We found some much better wines to try at Rust en Vrede and David bought a nice bottle to be enjoyed on Christmas day. We also had a quick look around Stellenbosch town, which was incredibly pretty. Graham and I made up our minds we would go back there for our last few days in South Africa if we could manage it. Turns out there are lots of good cheap places to stay and even better cafes and restaurants to choose from. Must be the large student population there, but we had some lovely cheap meals at incredibly tasteful places when we went back.
Before we said goodbye to Graham’s mum and dad, we had a final crazy day in the city incorporating a thrilling catamaran trip from the V&A Waterfront. We managed not to get too soaked. We were really sad to wave goodbye at the
airport. I knew I was missing my folks too, but didn’t realise just how much until I had to say goodbye to David and Sylvia.
The only approach was to drink through the sadness. Graham was raring to hit the wineries we had spotted on our scouting trip to Stellenbosch and we took up residence in the town for a few days. We also went to Franschoek, which was absolutely gorgeous but very posh. I was incredibly impressed with the wines we tried. The beautiful buildings and stunning scenery all made for a wonderful few days.
After that, we headed further away from Cape Town down the garden route, which seemed to be a big main road and not all that scenic at first. But the prettiness of Knysna and Plettenberg Bay soon revealed itself and we indulged in more lovely food and wine and beautiful coastal scenery.
We topped off the up-close-and-personal-with-the-animals experience with a trip to the Knysna elephant sanctuary. After a brief introduction, you are driven out into the park to find some hungry elephants waiting for apples and oranges and elephant nuts. After feeding them, you are allowed to pat and stroke the
elephants and have your photos taken. It was an utterly magical experience to be so close to such amazing creatures. The young ones were utterly gorgeous. We could have stayed all day, and did indeed wait under the trees with the keepers, as several tour groups came and went. Each time the elephants behaved differently and we learned new things about them. A real privilege.
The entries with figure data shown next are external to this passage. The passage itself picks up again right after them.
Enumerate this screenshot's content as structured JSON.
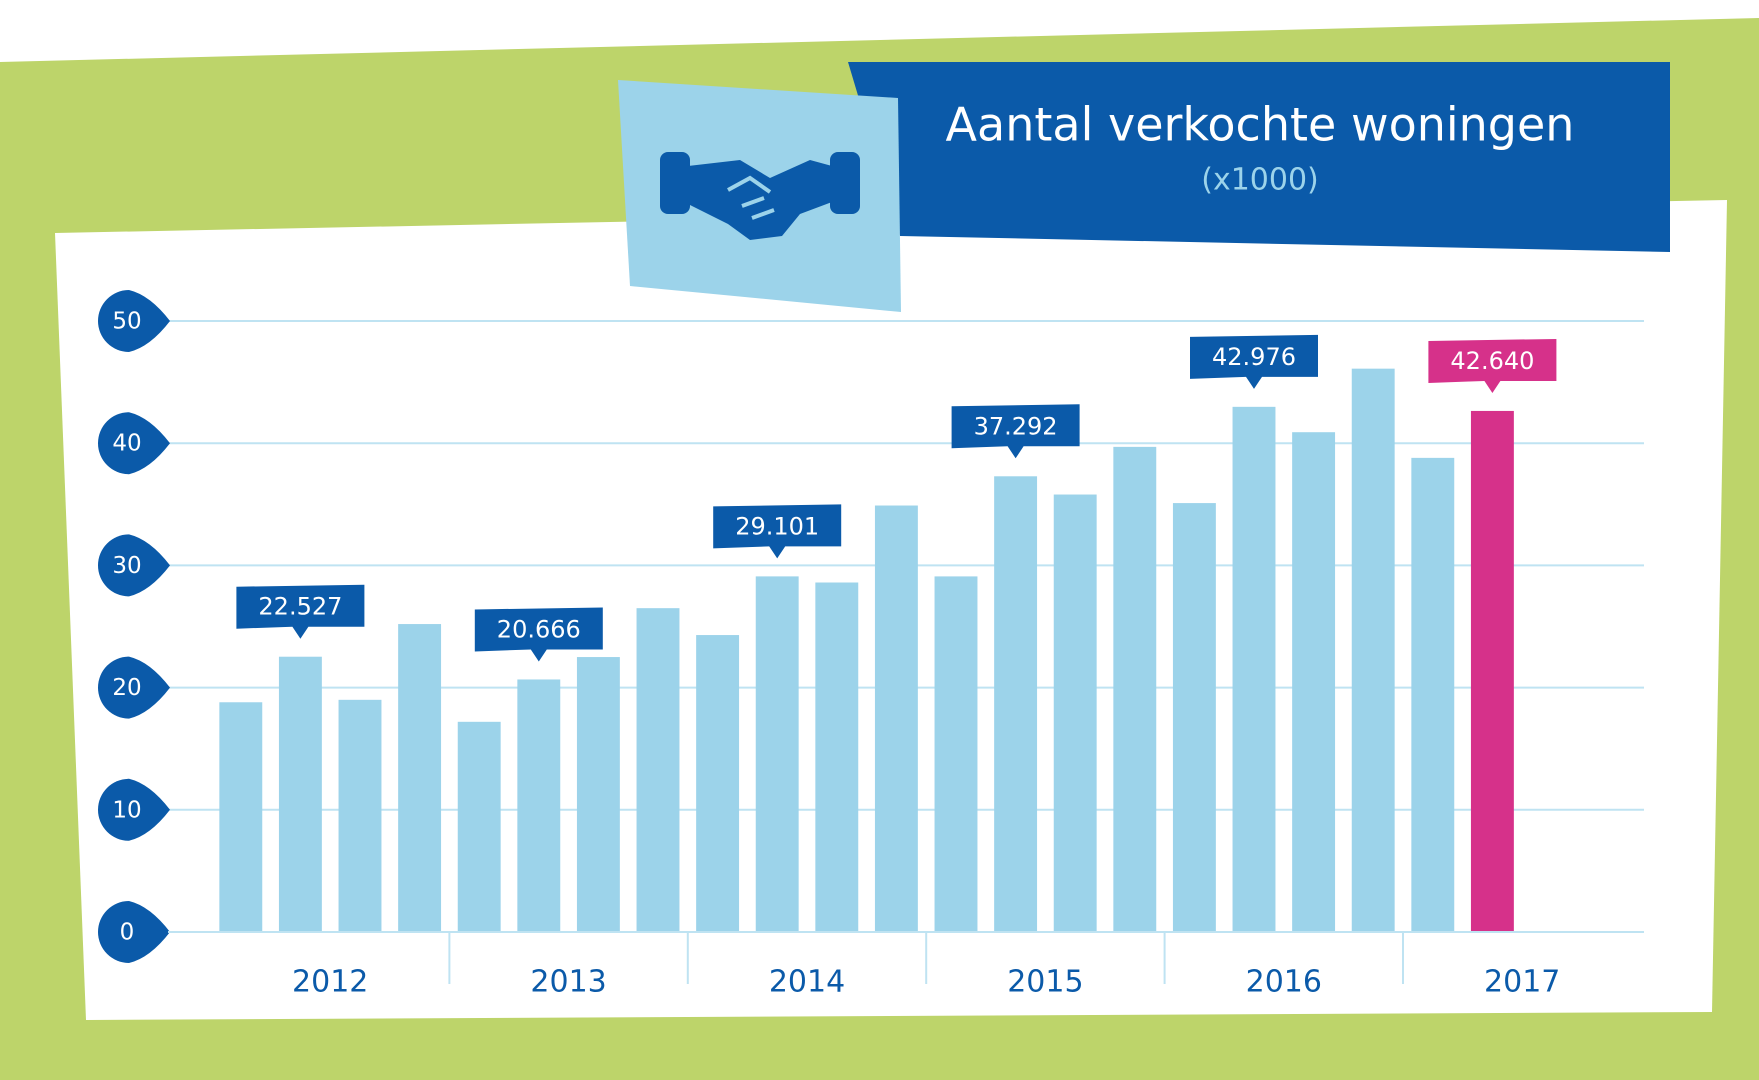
{
  "chart_data": {
    "type": "bar",
    "title": "Aantal verkochte woningen",
    "subtitle": "(x1000)",
    "categories": [
      null,
      null,
      null,
      null,
      null,
      null,
      null,
      null,
      null,
      null,
      null,
      null,
      null,
      null,
      null,
      null,
      null,
      null,
      null,
      null,
      null,
      null
    ],
    "groups": [
      "2012",
      "2013",
      "2014",
      "2015",
      "2016",
      "2017"
    ],
    "values": [
      18.8,
      22.527,
      19.0,
      25.2,
      17.2,
      20.666,
      22.5,
      26.5,
      24.3,
      29.101,
      28.6,
      34.9,
      29.1,
      37.292,
      35.8,
      39.7,
      35.1,
      42.976,
      40.9,
      46.1,
      38.8,
      42.64
    ],
    "value_labels": [
      null,
      "22.527",
      null,
      null,
      null,
      "20.666",
      null,
      null,
      null,
      "29.101",
      null,
      null,
      null,
      "37.292",
      null,
      null,
      null,
      "42.976",
      null,
      null,
      null,
      "42.640"
    ],
    "colors": [
      "#9cd3ea",
      "#9cd3ea",
      "#9cd3ea",
      "#9cd3ea",
      "#9cd3ea",
      "#9cd3ea",
      "#9cd3ea",
      "#9cd3ea",
      "#9cd3ea",
      "#9cd3ea",
      "#9cd3ea",
      "#9cd3ea",
      "#9cd3ea",
      "#9cd3ea",
      "#9cd3ea",
      "#9cd3ea",
      "#9cd3ea",
      "#9cd3ea",
      "#9cd3ea",
      "#9cd3ea",
      "#9cd3ea",
      "#d6318a"
    ],
    "label_colors": [
      null,
      "#0b5aa9",
      null,
      null,
      null,
      "#0b5aa9",
      null,
      null,
      null,
      "#0b5aa9",
      null,
      null,
      null,
      "#0b5aa9",
      null,
      null,
      null,
      "#0b5aa9",
      null,
      null,
      null,
      "#d6318a"
    ],
    "ylim": [
      0,
      50
    ],
    "yticks": [
      0,
      10,
      20,
      30,
      40,
      50
    ],
    "grid": true
  }
}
We caught the second day of the Rugby 7s at George before heading back to Cape Town. It poured with rain but we had a fantastic time. I have never seen 7s ‘live’ before and loved the pace and all the running and the international standard of thigh on display. Wales did quite well, so Graham was happy too. We found out the teams were staying at a nice hotel in the village where we happened to be staying. We tried to crash the after-party, but didn’t get far. Mind you, we did see French team members stumbling drunkenly into the car park for a crafty wee, which was quite funny. The next morning, we sat in a little café and watched the Wales lads out for an early morning shopping trip. Reckon there
were a few proud mums in Cardiff who got giant carved giraffes for Christmas this year.
All in all, visiting Cape Town and the surrounding countryside was a fantastic segment of the trip, not least because we were able to share it with Graham’s mum and dad. They looked after us really well and reminded us of all the good reasons to be coming home in a couple of months’ time.
Feeding timeElephant action at the Knysna elephant park, South Africa.
Meeting the elephantsA split second before this photo was taken, she whacked my sun glasses off the top of my head with her big leathery ear.
Garden Route beach stopLovely beaches, great seafood, nice hostels and international rugby tournaments. We liked the garden route!